Texas hospital to close 'historic' ORs in August as part of relocation

Houston Methodist Hospital is slated to close its suite of Fondren-Brown operating rooms in August after nearly 50 years as part of a relocation initiative. The ORs were the site of some of the world's first developments in heart surgery, according to the Houston Chronicle.

Officials plan to close the ORs as the hospital's Heart Center moves into the $697 million Paula and Joseph C. "Rusty" Walter III Tower, which is scheduled to open next month, according to the report.

Houston Methodist Hospital told Click 2 Houston surgeons Michael DeBakey, MD, and George Noon, MD, "performed the world's first multiorgan transplant, the first coronary artery bypass, the first Dacron graft procedures after Dr. DeBakey sewed the first one on his wife's sewing machine," and other groundbreaking procedures.

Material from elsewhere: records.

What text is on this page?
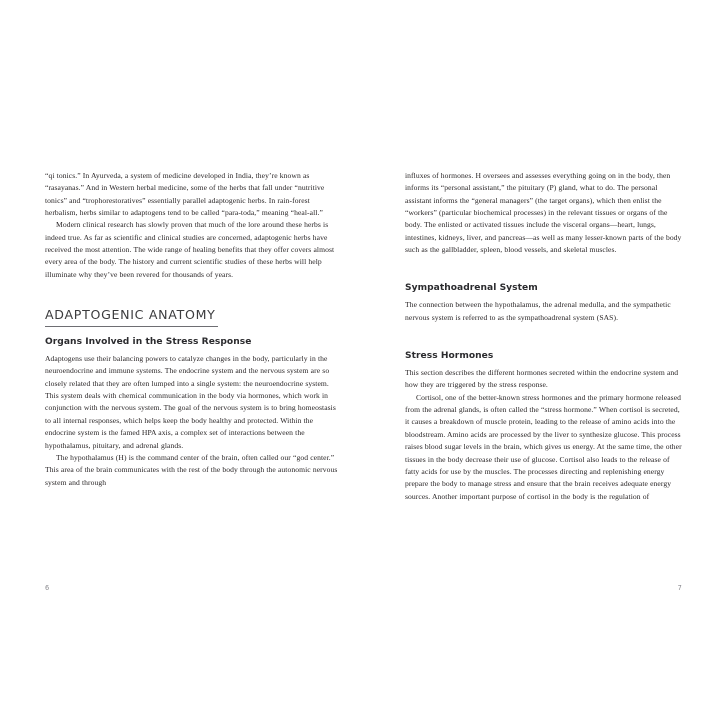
“qi tonics.” In Ayurveda, a system of medicine developed in India, they’re known as “rasayanas.” And in Western herbal medicine, some of the herbs that fall under “nutritive tonics” and “trophorestoratives” essentially parallel adaptogenic herbs. In rain-forest herbalism, herbs similar to adaptogens tend to be called “para-toda,” meaning “heal-all.”

Modern clinical research has slowly proven that much of the lore around these herbs is indeed true. As far as scientific and clinical studies are concerned, adaptogenic herbs have received the most attention. The wide range of healing benefits that they offer covers almost every area of the body. The history and current scientific studies of these herbs will help illuminate why they’ve been revered for thousands of years.

ADAPTOGENIC ANATOMY
Organs Involved in the Stress Response

Adaptogens use their balancing powers to catalyze changes in the body, particularly in the neuroendocrine and immune systems. The endocrine system and the nervous system are so closely related that they are often lumped into a single system: the neuroendocrine system. This system deals with chemical communication in the body via hormones, which work in conjunction with the nervous system. The goal of the nervous system is to bring homeostasis to all internal responses, which helps keep the body healthy and protected. Within the endocrine system is the famed HPA axis, a complex set of interactions between the hypothalamus, pituitary, and adrenal glands.

The hypothalamus (H) is the command center of the brain, often called our “god center.” This area of the brain communicates with the rest of the body through the autonomic nervous system and through

6

influxes of hormones. H oversees and assesses everything going on in the body, then informs its “personal assistant,” the pituitary (P) gland, what to do. The personal assistant informs the “general managers” (the target organs), which then enlist the “workers” (particular biochemical processes) in the relevant tissues or organs of the body. The enlisted or activated tissues include the visceral organs—heart, lungs, intestines, kidneys, liver, and pancreas—as well as many lesser-known parts of the body such as the gallbladder, spleen, blood vessels, and skeletal muscles.

Sympathoadrenal System

The connection between the hypothalamus, the adrenal medulla, and the sympathetic nervous system is referred to as the sympathoadrenal system (SAS).

Stress Hormones

This section describes the different hormones secreted within the endocrine system and how they are triggered by the stress response.

Cortisol, one of the better-known stress hormones and the primary hormone released from the adrenal glands, is often called the “stress hormone.” When cortisol is secreted, it causes a breakdown of muscle protein, leading to the release of amino acids into the bloodstream. Amino acids are processed by the liver to synthesize glucose. This process raises blood sugar levels in the brain, which gives us energy. At the same time, the other tissues in the body decrease their use of glucose. Cortisol also leads to the release of fatty acids for use by the muscles. The processes directing and replenishing energy prepare the body to manage stress and ensure that the brain receives adequate energy sources. Another important purpose of cortisol in the body is the regulation of

7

"The Fondren-Brown OR served as an incubator for innovation and firsts in heart surgery for nearly 50 years," Michael Reardon, MD, the Allison Family Distinguished Chair of Cardiovascular Research in Methodist Hospital's department of cardiovascular surgery whose time in the operating room dates back to 1975, told the Houston Chronicle.

"Although the doors are closing, the culture ... will transition into the new Walter Tower where high-tech surgical equipment, bigger operating rooms and advanced imaging will help us continue to push the frontiers of minimally-invasive care of cardiovascular disease," he added.